Question

If x3+ax2-bx+10 is divisible by x2-3x+2 find the values of a and b

Answer 1

Factorising x² - 3x + 2 we get


[Splitting the middle term]

x² - 2x - x + 2 = 0

=> x (x - 2) -1( x - 2) = 0

=> (x - 1)(x - 2) = 0

This means x - 1 and x - 2 are factors of
x³ + ax² - bx + 10

at x - 1 = 0
we get x = 1

Putting the value we get

(1)³ + a(1)² - b(1) + 10 = 0 (since it is a factor)

=> 1 + a - b + 10 = 0

=> a - b = -10 -1
=> a - b = -11.............(i)

Now at x - 2

x - 2 = 0

=> x = 2

Putting the value we get

(2)³ + a(2)² - b(2) + 10 = 0

=> 8 + 4a - 2b + 10 = 0

=> 4a - 2b + 18 = 0

=> 4a - 2b = -18

=> 2(2a - b) = -18

=> 2a - b =-18/2

=> 2a - b = -9.......... (ii)

Subtracting (i) from (ii) we get

2a - b -(a - b) = -9 - (-11)

=> 2a- b - a + b = -9 + 11

=> a = 2


Now putting the value of a in (i)

2 - b = -11

=> -b = -11 - 2

=> -b = -13

=> b = 13

a = 2 and b = 13


Hope it helps dear friend ☺️✌️

Answer 2

(a,b)≡(2,13)

Consider x2−3x+2.

This can be factorised as (x−1)(x−2).

So, x3+ax2−bx+10 has to be divisible by both (x−1) and (x−2).

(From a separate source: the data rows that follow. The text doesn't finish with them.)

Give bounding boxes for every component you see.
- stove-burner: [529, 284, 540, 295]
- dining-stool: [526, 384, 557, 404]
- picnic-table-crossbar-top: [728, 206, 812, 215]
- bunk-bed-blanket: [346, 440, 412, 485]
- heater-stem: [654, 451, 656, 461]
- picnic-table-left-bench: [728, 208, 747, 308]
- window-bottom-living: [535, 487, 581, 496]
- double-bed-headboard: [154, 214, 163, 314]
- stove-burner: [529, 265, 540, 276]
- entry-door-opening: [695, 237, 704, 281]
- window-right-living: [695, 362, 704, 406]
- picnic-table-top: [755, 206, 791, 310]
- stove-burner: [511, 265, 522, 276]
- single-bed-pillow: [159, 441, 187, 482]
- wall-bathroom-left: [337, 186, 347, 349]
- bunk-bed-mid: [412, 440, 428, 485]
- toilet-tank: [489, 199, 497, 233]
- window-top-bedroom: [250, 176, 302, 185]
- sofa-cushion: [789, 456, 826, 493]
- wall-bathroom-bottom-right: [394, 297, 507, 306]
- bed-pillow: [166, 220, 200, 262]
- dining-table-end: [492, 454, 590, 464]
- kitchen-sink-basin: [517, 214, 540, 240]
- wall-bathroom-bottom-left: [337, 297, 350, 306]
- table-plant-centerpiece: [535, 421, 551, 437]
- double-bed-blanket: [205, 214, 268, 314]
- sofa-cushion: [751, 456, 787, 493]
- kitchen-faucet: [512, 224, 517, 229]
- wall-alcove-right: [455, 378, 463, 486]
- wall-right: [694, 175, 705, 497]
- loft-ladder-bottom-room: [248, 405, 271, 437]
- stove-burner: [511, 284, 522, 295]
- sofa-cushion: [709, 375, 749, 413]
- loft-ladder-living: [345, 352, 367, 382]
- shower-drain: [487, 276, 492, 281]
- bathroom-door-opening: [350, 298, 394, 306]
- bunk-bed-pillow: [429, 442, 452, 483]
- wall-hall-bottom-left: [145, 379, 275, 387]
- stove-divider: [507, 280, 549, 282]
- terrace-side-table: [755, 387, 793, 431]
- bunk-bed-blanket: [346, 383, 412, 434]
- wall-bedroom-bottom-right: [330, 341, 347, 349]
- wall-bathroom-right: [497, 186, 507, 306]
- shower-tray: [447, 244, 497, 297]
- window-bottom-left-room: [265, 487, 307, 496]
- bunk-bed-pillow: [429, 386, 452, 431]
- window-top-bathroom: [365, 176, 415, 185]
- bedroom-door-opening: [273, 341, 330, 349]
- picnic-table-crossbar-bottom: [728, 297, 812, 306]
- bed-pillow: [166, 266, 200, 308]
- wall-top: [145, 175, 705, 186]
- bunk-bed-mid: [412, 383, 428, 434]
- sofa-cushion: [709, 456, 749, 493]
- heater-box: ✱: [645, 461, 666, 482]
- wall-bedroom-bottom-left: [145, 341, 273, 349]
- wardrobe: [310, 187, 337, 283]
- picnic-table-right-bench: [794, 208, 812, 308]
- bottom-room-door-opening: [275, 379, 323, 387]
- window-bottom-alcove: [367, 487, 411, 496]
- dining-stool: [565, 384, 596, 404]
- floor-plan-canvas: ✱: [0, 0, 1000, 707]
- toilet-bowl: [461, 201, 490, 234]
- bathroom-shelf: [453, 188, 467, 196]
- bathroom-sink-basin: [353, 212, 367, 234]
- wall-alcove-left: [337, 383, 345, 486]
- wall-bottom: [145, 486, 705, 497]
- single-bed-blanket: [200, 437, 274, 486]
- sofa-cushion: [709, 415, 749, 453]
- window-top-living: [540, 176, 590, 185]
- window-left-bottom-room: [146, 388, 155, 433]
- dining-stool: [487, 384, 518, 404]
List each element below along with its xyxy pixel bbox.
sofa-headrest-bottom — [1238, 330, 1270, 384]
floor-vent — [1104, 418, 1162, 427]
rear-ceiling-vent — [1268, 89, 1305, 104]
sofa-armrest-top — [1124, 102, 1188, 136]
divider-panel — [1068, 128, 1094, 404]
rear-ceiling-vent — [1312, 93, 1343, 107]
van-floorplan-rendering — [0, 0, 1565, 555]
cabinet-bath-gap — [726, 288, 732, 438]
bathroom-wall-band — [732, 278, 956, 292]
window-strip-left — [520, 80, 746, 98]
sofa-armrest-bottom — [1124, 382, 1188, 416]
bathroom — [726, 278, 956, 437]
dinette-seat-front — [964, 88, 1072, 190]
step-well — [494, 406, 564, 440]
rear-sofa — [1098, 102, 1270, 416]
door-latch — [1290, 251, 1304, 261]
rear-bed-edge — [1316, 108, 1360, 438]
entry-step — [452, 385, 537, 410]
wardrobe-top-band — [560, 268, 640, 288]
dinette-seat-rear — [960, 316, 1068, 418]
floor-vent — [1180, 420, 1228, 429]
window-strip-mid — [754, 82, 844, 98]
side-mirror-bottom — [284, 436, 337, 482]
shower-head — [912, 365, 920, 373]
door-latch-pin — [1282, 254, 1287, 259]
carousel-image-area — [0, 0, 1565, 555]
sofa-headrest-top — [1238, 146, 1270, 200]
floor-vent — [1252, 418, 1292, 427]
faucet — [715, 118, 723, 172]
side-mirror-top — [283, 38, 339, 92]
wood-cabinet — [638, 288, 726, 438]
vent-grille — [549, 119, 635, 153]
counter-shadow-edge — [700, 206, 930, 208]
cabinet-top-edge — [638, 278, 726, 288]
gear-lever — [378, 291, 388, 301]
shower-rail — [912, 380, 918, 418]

By synthetic division, on dividing with (x−1), we get the remainder as a−b+11.

So, we have the first equation: a−b+11=0

And on dividing by (x−2), we get the remainder as 4a−2b+18.

So, the second equation: 2a−b+9=0

So, a+11=2a+9⇒a=2 and b=13.

I hope this helps you. Let us know if there is any confusion!